The turmoil of the 1960s destroyed that metaphor. The melting pot failed as a symbol because it failed to recognize that people became Americans while holding on to their own heritage. The Civil Rights movement morphed into Black Power and Black Pride. Cultural identity became important. We needed a new symbol for the variety of American life, the diversity of American communities.
The patchwork quilt was perfect. Quilting is a quintessentially American art form. The quilt itself is a single, unified thing, a unity that could stand for our national unity. But the patches! Each diverse and different piece of fabric that makes a patchwork quilt has its own identity, just as each cultural community in America maintains its own identity. The symbol works.
Here in the Catskills, the patchwork quilt of American communities and cultures is alive and celebrated. The Borscht Belt of Sullivan County, while not as vibrant as it once was, continues to be a center of American Jewish culture. East Durham, in Greene County, known locally as Little Ireland, boasts the Michael J. Quill Irish Culture and Sports Center. The German-American Club of the Northern Catskills meets monthly in Arkville and sponsors an annual Oktoberfest.
Sometimes cultures and communities that were once unrecognized and uncelebrated emerge with a new sense of pride and confidence. A new documentary video celebrates the Catskills’ Mexican-American community, a community that stepped out recently to sponsor its own Cinco de Mayo festival.
A vibrant Gay, Lesbian, Bisexual, and Transgendered Community makes our mountains a more interesting place to live. Diversity is good.
Yet, with all this cultural diversity and recognition, it is ironic, and sad, that one American culture seems often invisible, even on its home turf. That is the Mountain Culture that is indigenous to the Catskills. It is time we paid attention.
When I came to the Catskills, 38 years ago, I was part of a substantial migration of young people, who, in the midst of the cultural upheaval of the ’60s and early ’70s, were looking for a new way of life in the mountains, a way of life that would be more authentic and rooted and genuine than - it seemed to us - the empty and phony suburban ethos from which we fled. We found that way of life, that culture, here, among rural people, mountain people whose sense of place and family and community seemed more real to us than the materialism and consumerism that seemed to mar urbane life.
Recently, The New York Post listed Andes as number 38 in its series of 100 destinations within six hours of New York City. The Post describes Andes as “funky” and “shabby chic.” It says “gentrification has begun making inroads here” and notes that “there’s a strikingly cosmopolitan air to some of the businesses here.”

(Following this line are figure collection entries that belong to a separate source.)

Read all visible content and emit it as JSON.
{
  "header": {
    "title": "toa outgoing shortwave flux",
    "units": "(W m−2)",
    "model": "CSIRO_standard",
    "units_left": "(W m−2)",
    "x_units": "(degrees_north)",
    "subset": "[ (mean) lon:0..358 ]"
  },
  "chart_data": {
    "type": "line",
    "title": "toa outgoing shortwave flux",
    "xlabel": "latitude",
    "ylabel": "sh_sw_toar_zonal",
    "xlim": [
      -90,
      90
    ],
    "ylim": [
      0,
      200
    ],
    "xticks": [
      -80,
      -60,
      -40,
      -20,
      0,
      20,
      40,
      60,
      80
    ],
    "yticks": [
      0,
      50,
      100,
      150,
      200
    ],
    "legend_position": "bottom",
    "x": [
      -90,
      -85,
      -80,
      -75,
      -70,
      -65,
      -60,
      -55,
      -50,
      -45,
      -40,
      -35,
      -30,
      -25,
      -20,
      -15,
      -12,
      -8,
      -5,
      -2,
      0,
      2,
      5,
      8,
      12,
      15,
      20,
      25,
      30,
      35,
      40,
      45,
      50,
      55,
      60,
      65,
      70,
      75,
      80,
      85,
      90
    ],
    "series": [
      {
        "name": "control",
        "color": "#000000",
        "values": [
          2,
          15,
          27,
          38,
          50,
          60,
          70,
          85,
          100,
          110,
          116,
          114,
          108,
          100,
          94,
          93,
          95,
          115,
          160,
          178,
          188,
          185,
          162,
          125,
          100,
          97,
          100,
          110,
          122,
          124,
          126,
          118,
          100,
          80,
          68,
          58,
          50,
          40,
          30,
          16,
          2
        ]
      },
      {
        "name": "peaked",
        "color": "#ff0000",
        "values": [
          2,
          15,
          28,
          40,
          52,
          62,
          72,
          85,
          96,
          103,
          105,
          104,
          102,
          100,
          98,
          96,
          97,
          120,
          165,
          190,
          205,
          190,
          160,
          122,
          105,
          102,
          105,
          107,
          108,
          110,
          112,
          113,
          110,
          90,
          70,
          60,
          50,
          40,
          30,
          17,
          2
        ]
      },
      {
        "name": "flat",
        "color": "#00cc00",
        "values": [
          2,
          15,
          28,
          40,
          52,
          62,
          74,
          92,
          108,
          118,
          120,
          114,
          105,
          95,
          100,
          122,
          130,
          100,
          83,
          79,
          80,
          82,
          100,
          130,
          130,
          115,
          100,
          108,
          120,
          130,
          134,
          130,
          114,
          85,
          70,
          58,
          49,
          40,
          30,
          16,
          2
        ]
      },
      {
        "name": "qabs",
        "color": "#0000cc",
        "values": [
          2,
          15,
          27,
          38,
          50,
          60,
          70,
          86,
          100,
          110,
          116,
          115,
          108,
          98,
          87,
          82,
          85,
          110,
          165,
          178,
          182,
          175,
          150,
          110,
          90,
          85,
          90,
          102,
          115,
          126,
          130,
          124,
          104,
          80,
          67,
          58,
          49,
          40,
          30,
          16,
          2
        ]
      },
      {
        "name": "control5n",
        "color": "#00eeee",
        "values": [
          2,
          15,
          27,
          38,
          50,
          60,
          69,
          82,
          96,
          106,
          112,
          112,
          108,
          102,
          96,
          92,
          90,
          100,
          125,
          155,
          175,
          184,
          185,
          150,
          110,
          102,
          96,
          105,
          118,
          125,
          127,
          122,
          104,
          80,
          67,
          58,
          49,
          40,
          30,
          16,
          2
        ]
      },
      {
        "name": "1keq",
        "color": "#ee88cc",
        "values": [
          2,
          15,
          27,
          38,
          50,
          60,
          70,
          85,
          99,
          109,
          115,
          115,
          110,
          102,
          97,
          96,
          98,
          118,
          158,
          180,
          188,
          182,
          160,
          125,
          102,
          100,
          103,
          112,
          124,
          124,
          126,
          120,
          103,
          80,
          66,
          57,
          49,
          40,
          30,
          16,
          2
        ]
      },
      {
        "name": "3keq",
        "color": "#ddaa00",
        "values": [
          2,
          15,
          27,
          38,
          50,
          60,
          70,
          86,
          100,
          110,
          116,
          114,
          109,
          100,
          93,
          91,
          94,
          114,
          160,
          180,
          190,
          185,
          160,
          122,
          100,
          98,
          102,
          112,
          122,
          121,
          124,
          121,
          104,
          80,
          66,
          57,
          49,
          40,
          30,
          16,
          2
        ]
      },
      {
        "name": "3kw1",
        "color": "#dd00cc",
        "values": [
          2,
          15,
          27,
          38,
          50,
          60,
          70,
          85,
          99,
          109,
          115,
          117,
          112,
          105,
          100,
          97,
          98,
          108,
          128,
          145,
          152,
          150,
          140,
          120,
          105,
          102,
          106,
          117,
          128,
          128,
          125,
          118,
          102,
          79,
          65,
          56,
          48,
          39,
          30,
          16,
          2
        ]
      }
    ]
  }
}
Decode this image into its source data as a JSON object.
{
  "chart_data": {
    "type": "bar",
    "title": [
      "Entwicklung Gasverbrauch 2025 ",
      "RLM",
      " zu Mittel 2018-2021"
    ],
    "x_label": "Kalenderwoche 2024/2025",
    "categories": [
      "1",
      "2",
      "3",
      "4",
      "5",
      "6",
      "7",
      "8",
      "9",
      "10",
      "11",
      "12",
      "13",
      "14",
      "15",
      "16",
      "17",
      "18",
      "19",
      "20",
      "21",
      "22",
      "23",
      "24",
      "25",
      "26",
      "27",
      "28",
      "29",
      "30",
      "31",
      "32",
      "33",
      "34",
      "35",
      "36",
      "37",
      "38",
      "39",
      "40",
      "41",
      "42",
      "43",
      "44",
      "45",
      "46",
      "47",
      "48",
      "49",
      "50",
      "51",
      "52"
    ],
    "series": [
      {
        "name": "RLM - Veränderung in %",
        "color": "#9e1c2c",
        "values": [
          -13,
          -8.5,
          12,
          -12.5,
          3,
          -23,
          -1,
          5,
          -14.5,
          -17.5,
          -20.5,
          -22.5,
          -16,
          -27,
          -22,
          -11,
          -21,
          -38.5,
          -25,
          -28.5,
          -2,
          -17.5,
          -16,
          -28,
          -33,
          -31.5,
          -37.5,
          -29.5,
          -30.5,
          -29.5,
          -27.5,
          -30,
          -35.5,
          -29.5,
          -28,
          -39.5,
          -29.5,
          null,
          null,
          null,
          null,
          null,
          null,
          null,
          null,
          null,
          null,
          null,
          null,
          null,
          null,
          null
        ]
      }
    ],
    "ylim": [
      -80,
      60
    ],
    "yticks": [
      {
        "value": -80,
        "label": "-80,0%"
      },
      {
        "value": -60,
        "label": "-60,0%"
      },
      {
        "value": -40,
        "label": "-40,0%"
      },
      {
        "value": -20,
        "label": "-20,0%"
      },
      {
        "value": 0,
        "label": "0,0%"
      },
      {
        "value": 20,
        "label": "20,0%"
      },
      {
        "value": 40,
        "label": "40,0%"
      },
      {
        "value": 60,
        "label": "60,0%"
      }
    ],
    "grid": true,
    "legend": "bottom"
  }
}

Now, I love the little shops and galleries that have opened in the last few years in Andes and many of our other mountain towns. Our area needs the economic development that new businesses represent. And new residents, both full and part-time, enrich our communities. But, I fear that “gentrification” submerges Mountain Culture, makes marginal the very way of life that makes the Catskills special, authentic, genuine, and real.
After all, gentrification means “to renovate and improve (especially a house or district) so that it conforms to middle-class tastes; to make more refined or dignified” (Oxford Dictionary).
The Mountain Culture that was here before we got here has all the dignity that it needs. That Mountain Culture requires no further refinement, and, certainly, won’t be improved by conformity to middle-class taste. Whenever we may have arrived in the mountains, we came, not just for the pristine natural surroundings, but also for a little more sanity than the fast-paced, rat-race metropolitan world allows.
That sanity is right here, an integral part of Mountain Culture. It is the hallmark of a people who feel a sense of place, who live connected to the land, who value community and family above ideas and things, who live in the present guided by a living past, who combine faith and work and honesty and openness into a way of life with feet firmly planted on the ground, this ground.
All we have to do is look, listen, recognize, and respect.